Maneras de honrar a los padres (2)

Frecuentemente la gente desestima las opiniones de las personas mayores y evitan visitarlos y apoyarlos en sus necesidades. Pero el que Dios haya ordenado en Su Palabra que respetemos y honremos a los de mayor edad muestra la seriedad con la que debemos tomar la responsabilidad de respetar y escuchar a las personas más adultas que nosotros. La sabiduría adquirida por ellos en tantos años, nos puede ayudar en muchas dificultades.

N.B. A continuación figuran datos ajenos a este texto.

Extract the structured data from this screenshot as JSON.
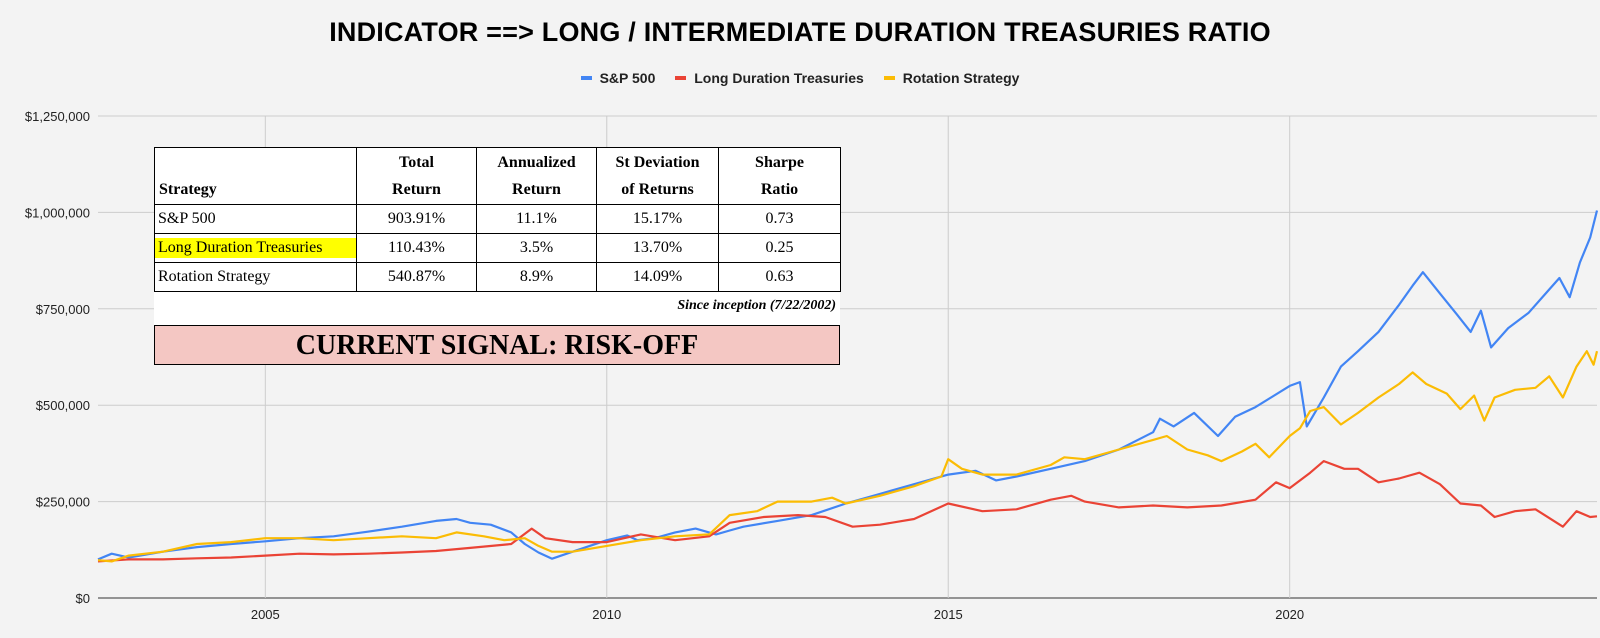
{
  "chart_data": {
    "type": "line",
    "title": "INDICATOR ==> LONG / INTERMEDIATE DURATION TREASURIES RATIO",
    "ylim": [
      0,
      1250000
    ],
    "xlim": [
      2002.55,
      2024.5
    ],
    "y_ticks": [
      {
        "value": 0,
        "label": "$0"
      },
      {
        "value": 250000,
        "label": "$250,000"
      },
      {
        "value": 500000,
        "label": "$500,000"
      },
      {
        "value": 750000,
        "label": "$750,000"
      },
      {
        "value": 1000000,
        "label": "$1,000,000"
      },
      {
        "value": 1250000,
        "label": "$1,250,000"
      }
    ],
    "x_ticks": [
      {
        "value": 2005,
        "label": "2005"
      },
      {
        "value": 2010,
        "label": "2010"
      },
      {
        "value": 2015,
        "label": "2015"
      },
      {
        "value": 2020,
        "label": "2020"
      }
    ],
    "grid": true,
    "legend_position": "top",
    "series": [
      {
        "name": "S&P 500",
        "color": "#4285f4",
        "points": [
          [
            2002.55,
            100000
          ],
          [
            2002.75,
            115000
          ],
          [
            2003.0,
            105000
          ],
          [
            2003.5,
            120000
          ],
          [
            2004.0,
            132000
          ],
          [
            2004.5,
            140000
          ],
          [
            2005.0,
            147000
          ],
          [
            2005.5,
            155000
          ],
          [
            2006.0,
            160000
          ],
          [
            2006.5,
            172000
          ],
          [
            2007.0,
            185000
          ],
          [
            2007.5,
            200000
          ],
          [
            2007.8,
            205000
          ],
          [
            2008.0,
            195000
          ],
          [
            2008.3,
            190000
          ],
          [
            2008.6,
            170000
          ],
          [
            2008.8,
            140000
          ],
          [
            2009.0,
            118000
          ],
          [
            2009.2,
            102000
          ],
          [
            2009.5,
            120000
          ],
          [
            2010.0,
            150000
          ],
          [
            2010.3,
            162000
          ],
          [
            2010.45,
            150000
          ],
          [
            2010.7,
            155000
          ],
          [
            2011.0,
            170000
          ],
          [
            2011.3,
            180000
          ],
          [
            2011.6,
            165000
          ],
          [
            2011.8,
            175000
          ],
          [
            2012.0,
            185000
          ],
          [
            2012.5,
            200000
          ],
          [
            2013.0,
            215000
          ],
          [
            2013.5,
            245000
          ],
          [
            2014.0,
            270000
          ],
          [
            2014.5,
            295000
          ],
          [
            2015.0,
            320000
          ],
          [
            2015.4,
            330000
          ],
          [
            2015.7,
            305000
          ],
          [
            2016.0,
            315000
          ],
          [
            2016.5,
            335000
          ],
          [
            2017.0,
            355000
          ],
          [
            2017.5,
            385000
          ],
          [
            2018.0,
            430000
          ],
          [
            2018.1,
            465000
          ],
          [
            2018.3,
            445000
          ],
          [
            2018.6,
            480000
          ],
          [
            2018.95,
            420000
          ],
          [
            2019.2,
            470000
          ],
          [
            2019.5,
            495000
          ],
          [
            2020.0,
            550000
          ],
          [
            2020.15,
            560000
          ],
          [
            2020.25,
            445000
          ],
          [
            2020.5,
            520000
          ],
          [
            2020.75,
            600000
          ],
          [
            2021.0,
            640000
          ],
          [
            2021.3,
            690000
          ],
          [
            2021.6,
            760000
          ],
          [
            2021.8,
            810000
          ],
          [
            2021.95,
            845000
          ],
          [
            2022.2,
            790000
          ],
          [
            2022.45,
            735000
          ],
          [
            2022.65,
            690000
          ],
          [
            2022.8,
            745000
          ],
          [
            2022.95,
            650000
          ],
          [
            2023.2,
            700000
          ],
          [
            2023.5,
            740000
          ],
          [
            2023.8,
            800000
          ],
          [
            2023.95,
            830000
          ],
          [
            2024.1,
            780000
          ],
          [
            2024.25,
            870000
          ],
          [
            2024.4,
            935000
          ],
          [
            2024.5,
            1005000
          ]
        ]
      },
      {
        "name": "Long Duration Treasuries",
        "color": "#ea4335",
        "points": [
          [
            2002.55,
            95000
          ],
          [
            2003.0,
            100000
          ],
          [
            2003.5,
            100000
          ],
          [
            2004.0,
            103000
          ],
          [
            2004.5,
            105000
          ],
          [
            2005.0,
            110000
          ],
          [
            2005.5,
            115000
          ],
          [
            2006.0,
            113000
          ],
          [
            2006.5,
            115000
          ],
          [
            2007.0,
            118000
          ],
          [
            2007.5,
            122000
          ],
          [
            2008.0,
            130000
          ],
          [
            2008.6,
            140000
          ],
          [
            2008.9,
            180000
          ],
          [
            2009.1,
            155000
          ],
          [
            2009.5,
            145000
          ],
          [
            2010.0,
            145000
          ],
          [
            2010.5,
            165000
          ],
          [
            2011.0,
            150000
          ],
          [
            2011.5,
            160000
          ],
          [
            2011.8,
            195000
          ],
          [
            2012.3,
            210000
          ],
          [
            2012.8,
            215000
          ],
          [
            2013.2,
            210000
          ],
          [
            2013.6,
            185000
          ],
          [
            2014.0,
            190000
          ],
          [
            2014.5,
            205000
          ],
          [
            2015.0,
            245000
          ],
          [
            2015.5,
            225000
          ],
          [
            2016.0,
            230000
          ],
          [
            2016.5,
            255000
          ],
          [
            2016.8,
            265000
          ],
          [
            2017.0,
            250000
          ],
          [
            2017.5,
            235000
          ],
          [
            2018.0,
            240000
          ],
          [
            2018.5,
            235000
          ],
          [
            2019.0,
            240000
          ],
          [
            2019.5,
            255000
          ],
          [
            2019.8,
            300000
          ],
          [
            2020.0,
            285000
          ],
          [
            2020.3,
            325000
          ],
          [
            2020.5,
            355000
          ],
          [
            2020.8,
            335000
          ],
          [
            2021.0,
            335000
          ],
          [
            2021.3,
            300000
          ],
          [
            2021.6,
            310000
          ],
          [
            2021.9,
            325000
          ],
          [
            2022.2,
            295000
          ],
          [
            2022.5,
            245000
          ],
          [
            2022.8,
            240000
          ],
          [
            2023.0,
            210000
          ],
          [
            2023.3,
            225000
          ],
          [
            2023.6,
            230000
          ],
          [
            2024.0,
            185000
          ],
          [
            2024.2,
            225000
          ],
          [
            2024.4,
            210000
          ],
          [
            2024.5,
            212000
          ]
        ]
      },
      {
        "name": "Rotation Strategy",
        "color": "#fbbc04",
        "points": [
          [
            2002.55,
            98000
          ],
          [
            2002.75,
            95000
          ],
          [
            2003.0,
            110000
          ],
          [
            2003.5,
            120000
          ],
          [
            2004.0,
            140000
          ],
          [
            2004.5,
            145000
          ],
          [
            2005.0,
            155000
          ],
          [
            2005.5,
            155000
          ],
          [
            2006.0,
            150000
          ],
          [
            2006.5,
            155000
          ],
          [
            2007.0,
            160000
          ],
          [
            2007.5,
            155000
          ],
          [
            2007.8,
            170000
          ],
          [
            2008.2,
            160000
          ],
          [
            2008.5,
            150000
          ],
          [
            2008.8,
            155000
          ],
          [
            2009.0,
            135000
          ],
          [
            2009.2,
            120000
          ],
          [
            2009.5,
            120000
          ],
          [
            2010.0,
            135000
          ],
          [
            2010.5,
            150000
          ],
          [
            2011.0,
            160000
          ],
          [
            2011.5,
            165000
          ],
          [
            2011.8,
            215000
          ],
          [
            2012.2,
            225000
          ],
          [
            2012.5,
            250000
          ],
          [
            2013.0,
            250000
          ],
          [
            2013.3,
            260000
          ],
          [
            2013.5,
            245000
          ],
          [
            2014.0,
            265000
          ],
          [
            2014.5,
            290000
          ],
          [
            2014.9,
            315000
          ],
          [
            2015.0,
            360000
          ],
          [
            2015.2,
            335000
          ],
          [
            2015.5,
            320000
          ],
          [
            2016.0,
            320000
          ],
          [
            2016.5,
            345000
          ],
          [
            2016.7,
            365000
          ],
          [
            2017.0,
            360000
          ],
          [
            2017.5,
            385000
          ],
          [
            2018.0,
            410000
          ],
          [
            2018.2,
            420000
          ],
          [
            2018.5,
            385000
          ],
          [
            2018.8,
            370000
          ],
          [
            2019.0,
            355000
          ],
          [
            2019.3,
            380000
          ],
          [
            2019.5,
            400000
          ],
          [
            2019.7,
            365000
          ],
          [
            2020.0,
            420000
          ],
          [
            2020.15,
            440000
          ],
          [
            2020.3,
            485000
          ],
          [
            2020.5,
            495000
          ],
          [
            2020.75,
            450000
          ],
          [
            2021.0,
            480000
          ],
          [
            2021.3,
            520000
          ],
          [
            2021.6,
            555000
          ],
          [
            2021.8,
            585000
          ],
          [
            2022.0,
            555000
          ],
          [
            2022.3,
            530000
          ],
          [
            2022.5,
            490000
          ],
          [
            2022.7,
            525000
          ],
          [
            2022.85,
            460000
          ],
          [
            2023.0,
            520000
          ],
          [
            2023.3,
            540000
          ],
          [
            2023.6,
            545000
          ],
          [
            2023.8,
            575000
          ],
          [
            2024.0,
            520000
          ],
          [
            2024.2,
            600000
          ],
          [
            2024.35,
            640000
          ],
          [
            2024.45,
            605000
          ],
          [
            2024.5,
            640000
          ]
        ]
      }
    ]
  },
  "stats_table": {
    "headers": [
      {
        "line1": "",
        "line2": "Strategy"
      },
      {
        "line1": "Total",
        "line2": "Return"
      },
      {
        "line1": "Annualized",
        "line2": "Return"
      },
      {
        "line1": "St Deviation",
        "line2": "of Returns"
      },
      {
        "line1": "Sharpe",
        "line2": "Ratio"
      }
    ],
    "rows": [
      {
        "strategy": "S&P 500",
        "total_return": "903.91%",
        "annualized_return": "11.1%",
        "st_deviation": "15.17%",
        "sharpe_ratio": "0.73"
      },
      {
        "strategy": "Long Duration Treasuries",
        "total_return": "110.43%",
        "annualized_return": "3.5%",
        "st_deviation": "13.70%",
        "sharpe_ratio": "0.25"
      },
      {
        "strategy": "Rotation Strategy",
        "total_return": "540.87%",
        "annualized_return": "8.9%",
        "st_deviation": "14.09%",
        "sharpe_ratio": "0.63"
      }
    ],
    "since_inception": "Since inception (7/22/2002)",
    "current_signal": "CURRENT SIGNAL: RISK-OFF",
    "highlight_color": "#ffff00",
    "signal_bg_color": "#f4c7c3"
  }
}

Nuevamente recordemos que estamos llamados a obedecer la ordenanza de Dios que nos indica que debemos honrar y respetar a nuestros padres. Continuemos mencionado las formas sencillas para honrar a padre y madre:

  1. Perdonar las heridas del pasado. Es posible que haya heridas del pasado que necesiten sanidad divina que solo Dios puede dar. El primer paso en este proceso es decidir perdonar. Hoy nos corresponde tomar la decisión de perdonar a nuestros padres y permitir que Dios sane y restaure nuestro corazón y también el corazón de ellos (Efesios 4:32).

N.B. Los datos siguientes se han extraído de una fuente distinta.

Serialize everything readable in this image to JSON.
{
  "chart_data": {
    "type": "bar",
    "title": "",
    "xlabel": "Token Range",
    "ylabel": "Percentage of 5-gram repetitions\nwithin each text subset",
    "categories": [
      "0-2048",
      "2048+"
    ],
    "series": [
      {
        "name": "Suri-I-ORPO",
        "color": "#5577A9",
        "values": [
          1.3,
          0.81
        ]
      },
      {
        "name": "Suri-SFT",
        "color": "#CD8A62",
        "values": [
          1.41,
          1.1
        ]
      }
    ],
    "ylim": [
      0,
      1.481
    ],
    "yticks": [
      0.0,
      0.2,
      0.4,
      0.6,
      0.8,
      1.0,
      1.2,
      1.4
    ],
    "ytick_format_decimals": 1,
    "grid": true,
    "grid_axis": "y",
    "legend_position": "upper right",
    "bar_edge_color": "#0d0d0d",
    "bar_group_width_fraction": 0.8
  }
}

  2. Ayudarles en lo que sea posible: Según pasan los años, nuestros padres – que cuidaron de nosotros durante la niñez – necesitan más de nuestra ayuda. La base de ella debe ser el amor de Dios arraigado en nuestros corazones y el agradecimiento por lo que hicieron por nosotros en el pasado (1 Timoteo 5:4).
  3. Tratarlos con amor. El mejor premio que les podemos dar por sus años de dedicación y su paciencia con cada uno de nosotros es honrarlos mostrándoles nuestro amor. El abrazo y el apoyo de un hijo es muy valioso y les ayuda a enfrentar los nuevos desafíos que van a tener con el avance de los años (1 Tesalonicenses 3:12).

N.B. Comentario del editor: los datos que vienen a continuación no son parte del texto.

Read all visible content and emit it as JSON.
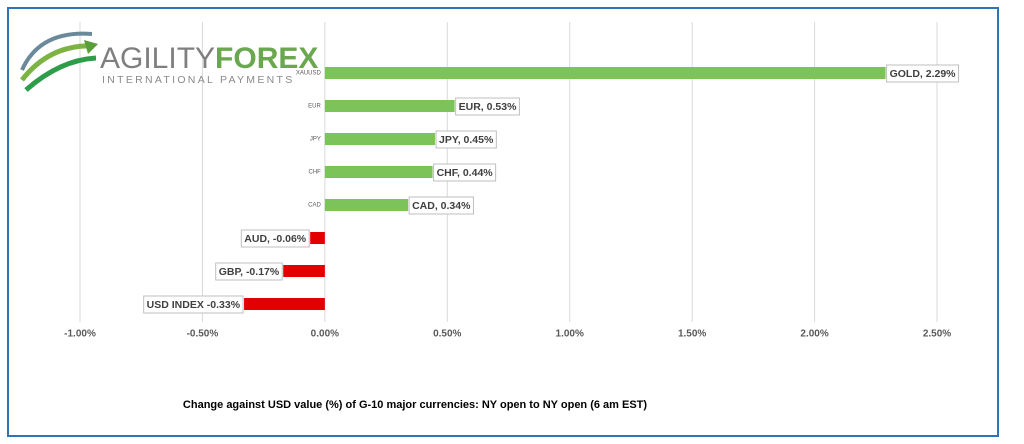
{
  "logo": {
    "brand_a": "AGILITY",
    "brand_b": "FOREX",
    "tagline": "INTERNATIONAL PAYMENTS"
  },
  "chart_data": {
    "type": "bar",
    "orientation": "horizontal",
    "title": "Change against  USD value (%)  of  G-10 major currencies:  NY open to NY open  (6 am EST)",
    "categories": [
      "XAUUSD",
      "EUR",
      "JPY",
      "CHF",
      "CAD",
      null,
      null,
      null
    ],
    "values": [
      2.29,
      0.53,
      0.45,
      0.44,
      0.34,
      -0.06,
      -0.17,
      -0.33
    ],
    "value_labels": [
      "GOLD, 2.29%",
      "EUR, 0.53%",
      "JPY, 0.45%",
      "CHF, 0.44%",
      "CAD, 0.34%",
      "AUD, -0.06%",
      "GBP, -0.17%",
      "USD INDEX -0.33%"
    ],
    "positive_color": "#7cc35a",
    "negative_color": "#e30000",
    "xlim": [
      -1,
      2.5
    ],
    "xticks": [
      {
        "value": -1,
        "label": "-1.00%"
      },
      {
        "value": -0.5,
        "label": "-0.50%"
      },
      {
        "value": 0,
        "label": "0.00%"
      },
      {
        "value": 0.5,
        "label": "0.50%"
      },
      {
        "value": 1,
        "label": "1.00%"
      },
      {
        "value": 1.5,
        "label": "1.50%"
      },
      {
        "value": 2,
        "label": "2.00%"
      },
      {
        "value": 2.5,
        "label": "2.50%"
      }
    ],
    "grid": true
  }
}
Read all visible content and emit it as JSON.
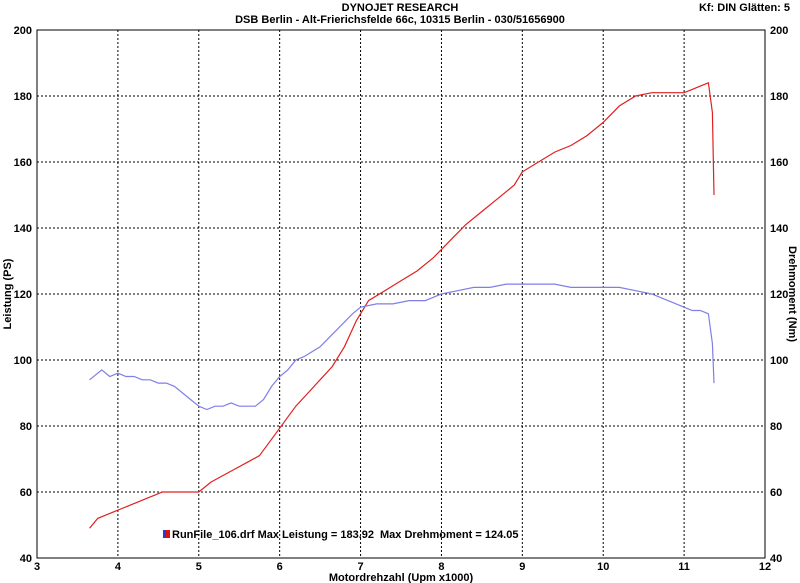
{
  "header": {
    "title": "DYNOJET RESEARCH",
    "subtitle": "DSB Berlin - Alt-Frierichsfelde 66c, 10315 Berlin - 030/51656900",
    "settings": "Kf: DIN  Glätten: 5"
  },
  "legend": {
    "run_label": "RunFile_106.drf Max Leistung = 183.92",
    "torque_label": "Max Drehmoment = 124.05",
    "marker_colors": [
      "#2040d0",
      "#e01010"
    ]
  },
  "chart_data": {
    "type": "line",
    "xlabel": "Motordrehzahl (Upm x1000)",
    "ylabel_left": "Leistung (PS)",
    "ylabel_right": "Drehmoment (Nm)",
    "xlim": [
      3,
      12
    ],
    "ylim": [
      40,
      200
    ],
    "xticks": [
      "3",
      "4",
      "5",
      "6",
      "7",
      "8",
      "9",
      "10",
      "11",
      "12"
    ],
    "yticks": [
      "40",
      "60",
      "80",
      "100",
      "120",
      "140",
      "160",
      "180",
      "200"
    ],
    "grid": true,
    "series": [
      {
        "name": "Leistung",
        "color": "#e02020",
        "x": [
          3.65,
          3.75,
          3.85,
          3.95,
          4.05,
          4.15,
          4.25,
          4.35,
          4.45,
          4.55,
          4.7,
          4.85,
          5.0,
          5.15,
          5.3,
          5.45,
          5.6,
          5.75,
          5.9,
          6.05,
          6.2,
          6.35,
          6.5,
          6.65,
          6.8,
          6.95,
          7.1,
          7.3,
          7.5,
          7.7,
          7.9,
          8.1,
          8.3,
          8.5,
          8.7,
          8.9,
          9.0,
          9.2,
          9.4,
          9.6,
          9.8,
          10.0,
          10.2,
          10.4,
          10.6,
          10.8,
          11.0,
          11.1,
          11.2,
          11.3,
          11.35,
          11.37
        ],
        "y": [
          49,
          52,
          53,
          54,
          55,
          56,
          57,
          58,
          59,
          60,
          60,
          60,
          60,
          63,
          65,
          67,
          69,
          71,
          76,
          81,
          86,
          90,
          94,
          98,
          104,
          112,
          118,
          121,
          124,
          127,
          131,
          136,
          141,
          145,
          149,
          153,
          157,
          160,
          163,
          165,
          168,
          172,
          177,
          180,
          181,
          181,
          181,
          182,
          183,
          184,
          175,
          150
        ]
      },
      {
        "name": "Drehmoment",
        "color": "#7f7fe8",
        "x": [
          3.65,
          3.8,
          3.9,
          4.0,
          4.1,
          4.2,
          4.3,
          4.4,
          4.5,
          4.6,
          4.7,
          4.8,
          4.9,
          5.0,
          5.1,
          5.2,
          5.3,
          5.4,
          5.5,
          5.6,
          5.7,
          5.8,
          5.9,
          6.0,
          6.1,
          6.2,
          6.3,
          6.5,
          6.7,
          6.9,
          7.0,
          7.2,
          7.4,
          7.6,
          7.8,
          8.0,
          8.2,
          8.4,
          8.6,
          8.8,
          9.0,
          9.2,
          9.4,
          9.6,
          9.8,
          10.0,
          10.2,
          10.4,
          10.6,
          10.8,
          11.0,
          11.1,
          11.2,
          11.3,
          11.35,
          11.37
        ],
        "y": [
          94,
          97,
          95,
          96,
          95,
          95,
          94,
          94,
          93,
          93,
          92,
          90,
          88,
          86,
          85,
          86,
          86,
          87,
          86,
          86,
          86,
          88,
          92,
          95,
          97,
          100,
          101,
          104,
          109,
          114,
          116,
          117,
          117,
          118,
          118,
          120,
          121,
          122,
          122,
          123,
          123,
          123,
          123,
          122,
          122,
          122,
          122,
          121,
          120,
          118,
          116,
          115,
          115,
          114,
          105,
          93
        ]
      }
    ]
  }
}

  4. No culparlos por nuestros errores. Los aciertos o las equivocaciones de ellos en el pasado no justifican nuestros éxitos o fracasos. Cada uno de nosotros es responsable de nuestras propias elecciones y desaciertos. Cuando confesamos nuestros pecados a Dios, Él nos escucha y nos perdona (1 Juan 1:9). Con Cristo siempre podemos comenzar de nuevo.

Pidamos a Dios que nos  llene de amor y nos muestre las formas en las que podemos ayudar y honrar a nuestros padres. Seamos obedientes a los mandatos de Dios y aprovechemos el perdón y las oportunidades que Él nos da para vivir en amor como hijos que brillan con Su luz y que lo glorifican en todo momento.